Сохрани я, попущением вечной вала Эстэ, перильстатику — меня, верно, вытошнило бы прямо на камень, поверх которого лежит все, что осталось от моего бессмертного организма.
— Кто — дышит? — Удивился один из мне невидимых. — Остроухий?
— Да щас, — вознегодовал второй из тех, первых. — Гвоздь в башке, прямо в темя, строго по инкс… искн. Интсрукции! Во, торчит!
И верно, гвоздь. Видимо, поэтому голова моя лежит так неправильно — упирается скуловой костью и тем самым гвоздем — вместо того, чтобы откатиться назад, как всякий, увы, бесполезный круглый предмет.
— А, Димон-то… Отходит он. Уже и не дышит почти, в натуре, — вновь послышался самый первый голос.
— Не знал, что Носка так зовут, — удивился зримый негодяй. — Считай, звали.
Еще бы он что-то знал. Такие, кажется, имя отца-то узнают от матери только на смертном одре последней!
— С другой стороны, — продолжал гадко радоваться толстяк, — бабло дали на четверых, и делить надо было на четверых. Теперь троим больше достанется, верно я говорю, братва?
— Слышь, Пузырь, не гони, а? — послышалось извне. Тут я определился: первый голос звучал с левой стороны, поэтому он будет Сено. — Носкову долю надо бы бабе егойной закинуть. Ну, хоть часть. Еще трое детей же, пусть они и снага…
— Бля буду, пошутил я, — как говорят атани, «фраер сдал назад». — От нервов. Сам огорчился, знаешь как? Куда вы его дели, Носка, в смысле?

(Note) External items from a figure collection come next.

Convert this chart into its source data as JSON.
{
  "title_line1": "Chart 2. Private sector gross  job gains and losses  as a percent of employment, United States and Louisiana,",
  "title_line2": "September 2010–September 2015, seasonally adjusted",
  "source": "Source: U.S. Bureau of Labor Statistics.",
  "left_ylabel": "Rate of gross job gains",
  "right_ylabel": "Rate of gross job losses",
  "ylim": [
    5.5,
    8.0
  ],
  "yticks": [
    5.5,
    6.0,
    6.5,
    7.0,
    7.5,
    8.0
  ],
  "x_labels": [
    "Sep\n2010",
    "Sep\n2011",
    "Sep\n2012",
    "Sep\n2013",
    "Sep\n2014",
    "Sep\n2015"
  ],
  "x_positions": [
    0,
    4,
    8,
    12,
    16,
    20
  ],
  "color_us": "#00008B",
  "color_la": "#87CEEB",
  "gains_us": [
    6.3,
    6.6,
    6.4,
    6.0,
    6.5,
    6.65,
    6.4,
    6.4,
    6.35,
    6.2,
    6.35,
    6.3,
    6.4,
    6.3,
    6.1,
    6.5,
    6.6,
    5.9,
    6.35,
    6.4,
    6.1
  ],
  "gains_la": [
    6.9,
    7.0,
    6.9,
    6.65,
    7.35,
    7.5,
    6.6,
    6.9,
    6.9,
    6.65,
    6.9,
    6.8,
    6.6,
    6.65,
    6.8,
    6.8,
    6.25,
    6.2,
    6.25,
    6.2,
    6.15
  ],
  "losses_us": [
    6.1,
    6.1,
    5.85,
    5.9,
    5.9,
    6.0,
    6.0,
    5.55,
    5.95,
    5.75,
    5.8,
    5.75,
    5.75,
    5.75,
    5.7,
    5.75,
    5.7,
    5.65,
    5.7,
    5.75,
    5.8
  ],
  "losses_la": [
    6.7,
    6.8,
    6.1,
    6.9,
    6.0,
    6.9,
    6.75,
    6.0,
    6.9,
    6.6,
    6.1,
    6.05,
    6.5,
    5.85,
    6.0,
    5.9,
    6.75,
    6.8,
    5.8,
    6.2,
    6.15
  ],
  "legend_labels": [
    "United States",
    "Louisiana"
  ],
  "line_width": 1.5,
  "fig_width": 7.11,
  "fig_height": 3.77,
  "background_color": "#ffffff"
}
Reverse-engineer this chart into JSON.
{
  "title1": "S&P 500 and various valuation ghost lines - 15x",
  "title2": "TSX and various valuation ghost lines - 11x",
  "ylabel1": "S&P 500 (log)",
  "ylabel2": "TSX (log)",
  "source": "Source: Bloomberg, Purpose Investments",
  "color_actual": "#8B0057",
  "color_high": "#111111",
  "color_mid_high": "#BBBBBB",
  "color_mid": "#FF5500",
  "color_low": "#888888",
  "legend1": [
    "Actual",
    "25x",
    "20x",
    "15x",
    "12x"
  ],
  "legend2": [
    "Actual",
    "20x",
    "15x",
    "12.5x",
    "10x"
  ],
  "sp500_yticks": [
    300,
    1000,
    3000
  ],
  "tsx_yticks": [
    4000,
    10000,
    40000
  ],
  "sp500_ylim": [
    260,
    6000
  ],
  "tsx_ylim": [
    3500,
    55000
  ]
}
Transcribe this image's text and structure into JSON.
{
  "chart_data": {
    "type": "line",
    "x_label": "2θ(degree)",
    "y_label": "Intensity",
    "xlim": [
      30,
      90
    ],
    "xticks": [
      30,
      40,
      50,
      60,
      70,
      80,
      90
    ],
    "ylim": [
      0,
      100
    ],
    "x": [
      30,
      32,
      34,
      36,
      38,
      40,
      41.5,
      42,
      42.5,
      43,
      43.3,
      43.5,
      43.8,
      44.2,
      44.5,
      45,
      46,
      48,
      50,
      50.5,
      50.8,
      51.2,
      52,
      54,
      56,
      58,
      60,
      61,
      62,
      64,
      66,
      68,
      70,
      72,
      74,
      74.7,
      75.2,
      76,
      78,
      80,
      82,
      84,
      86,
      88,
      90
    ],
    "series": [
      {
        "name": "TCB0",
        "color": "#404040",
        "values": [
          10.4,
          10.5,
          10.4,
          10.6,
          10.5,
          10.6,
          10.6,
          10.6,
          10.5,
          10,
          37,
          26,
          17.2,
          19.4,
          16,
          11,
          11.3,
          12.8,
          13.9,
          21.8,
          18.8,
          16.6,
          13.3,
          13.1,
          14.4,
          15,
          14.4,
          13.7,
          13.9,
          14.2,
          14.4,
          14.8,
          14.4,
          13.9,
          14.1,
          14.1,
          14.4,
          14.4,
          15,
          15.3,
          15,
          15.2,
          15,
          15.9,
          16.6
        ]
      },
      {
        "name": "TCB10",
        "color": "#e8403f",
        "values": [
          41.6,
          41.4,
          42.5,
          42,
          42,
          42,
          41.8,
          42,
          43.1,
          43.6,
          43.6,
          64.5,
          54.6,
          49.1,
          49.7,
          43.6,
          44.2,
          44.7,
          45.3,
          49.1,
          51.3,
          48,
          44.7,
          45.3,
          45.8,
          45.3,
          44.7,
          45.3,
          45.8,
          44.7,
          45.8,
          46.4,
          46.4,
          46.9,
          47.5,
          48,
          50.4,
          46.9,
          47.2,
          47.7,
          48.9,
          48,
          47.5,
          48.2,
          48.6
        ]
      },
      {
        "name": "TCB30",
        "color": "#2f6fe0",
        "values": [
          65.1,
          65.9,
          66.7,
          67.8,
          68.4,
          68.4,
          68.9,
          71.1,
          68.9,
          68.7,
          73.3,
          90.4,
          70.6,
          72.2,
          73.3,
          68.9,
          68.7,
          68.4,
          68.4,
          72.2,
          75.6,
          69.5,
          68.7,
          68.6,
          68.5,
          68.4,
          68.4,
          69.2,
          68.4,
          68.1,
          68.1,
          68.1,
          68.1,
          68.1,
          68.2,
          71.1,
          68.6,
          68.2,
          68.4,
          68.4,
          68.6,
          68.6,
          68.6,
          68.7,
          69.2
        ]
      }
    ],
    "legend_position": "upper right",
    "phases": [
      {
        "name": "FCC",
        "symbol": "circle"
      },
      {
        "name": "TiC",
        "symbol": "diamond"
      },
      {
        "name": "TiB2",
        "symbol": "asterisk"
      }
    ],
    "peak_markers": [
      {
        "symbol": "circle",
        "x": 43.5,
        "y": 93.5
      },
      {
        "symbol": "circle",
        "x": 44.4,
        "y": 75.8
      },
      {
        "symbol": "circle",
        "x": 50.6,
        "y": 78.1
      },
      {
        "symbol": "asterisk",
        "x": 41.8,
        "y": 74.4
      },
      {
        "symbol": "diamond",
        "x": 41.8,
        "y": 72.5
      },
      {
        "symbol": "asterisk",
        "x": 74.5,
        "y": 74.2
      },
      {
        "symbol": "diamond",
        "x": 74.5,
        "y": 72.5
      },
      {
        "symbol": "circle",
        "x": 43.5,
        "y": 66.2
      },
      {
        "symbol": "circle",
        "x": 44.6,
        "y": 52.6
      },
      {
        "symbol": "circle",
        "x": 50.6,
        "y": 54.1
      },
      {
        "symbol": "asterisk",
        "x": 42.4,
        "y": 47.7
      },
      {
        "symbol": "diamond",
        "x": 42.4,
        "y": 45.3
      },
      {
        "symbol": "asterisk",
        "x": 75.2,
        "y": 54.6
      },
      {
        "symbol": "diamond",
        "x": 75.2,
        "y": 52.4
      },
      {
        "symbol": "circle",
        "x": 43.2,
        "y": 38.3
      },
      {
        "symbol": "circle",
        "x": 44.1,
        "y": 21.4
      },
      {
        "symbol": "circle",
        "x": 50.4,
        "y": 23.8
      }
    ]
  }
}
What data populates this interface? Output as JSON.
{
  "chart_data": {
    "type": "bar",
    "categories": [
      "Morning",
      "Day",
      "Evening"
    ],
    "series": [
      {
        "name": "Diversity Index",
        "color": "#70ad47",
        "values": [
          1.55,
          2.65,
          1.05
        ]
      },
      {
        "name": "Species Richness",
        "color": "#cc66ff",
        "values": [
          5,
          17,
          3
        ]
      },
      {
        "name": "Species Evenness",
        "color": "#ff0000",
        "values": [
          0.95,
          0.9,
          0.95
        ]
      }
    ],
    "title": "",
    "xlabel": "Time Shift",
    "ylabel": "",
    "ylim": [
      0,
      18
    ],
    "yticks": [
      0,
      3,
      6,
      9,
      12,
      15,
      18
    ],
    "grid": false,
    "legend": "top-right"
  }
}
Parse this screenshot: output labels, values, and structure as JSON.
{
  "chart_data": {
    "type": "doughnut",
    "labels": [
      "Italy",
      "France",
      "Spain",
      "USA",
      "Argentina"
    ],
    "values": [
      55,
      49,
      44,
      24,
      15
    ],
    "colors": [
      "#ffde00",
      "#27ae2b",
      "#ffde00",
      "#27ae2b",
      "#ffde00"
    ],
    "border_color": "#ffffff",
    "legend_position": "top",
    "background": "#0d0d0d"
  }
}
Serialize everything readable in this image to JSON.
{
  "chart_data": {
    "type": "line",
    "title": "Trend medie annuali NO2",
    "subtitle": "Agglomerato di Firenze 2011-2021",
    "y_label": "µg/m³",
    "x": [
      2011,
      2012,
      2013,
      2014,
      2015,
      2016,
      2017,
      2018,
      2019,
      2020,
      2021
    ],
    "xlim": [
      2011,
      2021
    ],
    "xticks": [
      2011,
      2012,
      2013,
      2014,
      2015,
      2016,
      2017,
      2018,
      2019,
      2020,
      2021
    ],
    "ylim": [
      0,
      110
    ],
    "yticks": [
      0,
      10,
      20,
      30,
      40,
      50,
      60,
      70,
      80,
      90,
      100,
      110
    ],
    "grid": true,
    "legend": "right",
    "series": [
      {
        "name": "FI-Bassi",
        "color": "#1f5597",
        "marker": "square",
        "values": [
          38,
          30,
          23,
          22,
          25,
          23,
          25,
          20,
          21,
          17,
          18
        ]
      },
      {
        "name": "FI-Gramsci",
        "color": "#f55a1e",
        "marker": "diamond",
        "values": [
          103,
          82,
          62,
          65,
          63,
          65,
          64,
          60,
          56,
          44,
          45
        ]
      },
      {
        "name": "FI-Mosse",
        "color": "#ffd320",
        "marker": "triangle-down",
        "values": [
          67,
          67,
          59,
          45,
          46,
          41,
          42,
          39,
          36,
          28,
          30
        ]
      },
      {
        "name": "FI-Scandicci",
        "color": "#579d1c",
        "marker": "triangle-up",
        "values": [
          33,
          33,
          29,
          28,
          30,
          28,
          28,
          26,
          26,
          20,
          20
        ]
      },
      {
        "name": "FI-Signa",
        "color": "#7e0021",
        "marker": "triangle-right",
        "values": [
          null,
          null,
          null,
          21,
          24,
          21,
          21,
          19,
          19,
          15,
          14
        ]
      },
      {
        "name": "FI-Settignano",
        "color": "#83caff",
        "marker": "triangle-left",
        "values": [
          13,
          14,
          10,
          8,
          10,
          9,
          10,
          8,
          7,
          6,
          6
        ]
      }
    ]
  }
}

Я вспомнил этого Носка: тощего немытого снага я красиво поразил клинком — несколько раз.
Мне не дали завершить последний разрез, иначе явилась бы в образе хулигана красота, недоступная при его никчемной жизни: раскрылся бы торс его карминным узором «Орел, летящий по воле Манве Сулимо, узрел козу на горном склоне, и канул вниз, чая ту изловить». Не вышло, помешали: вместо дивной красоты получилось несколько порезов, ни один из которых ублюдка даже не убил до конца.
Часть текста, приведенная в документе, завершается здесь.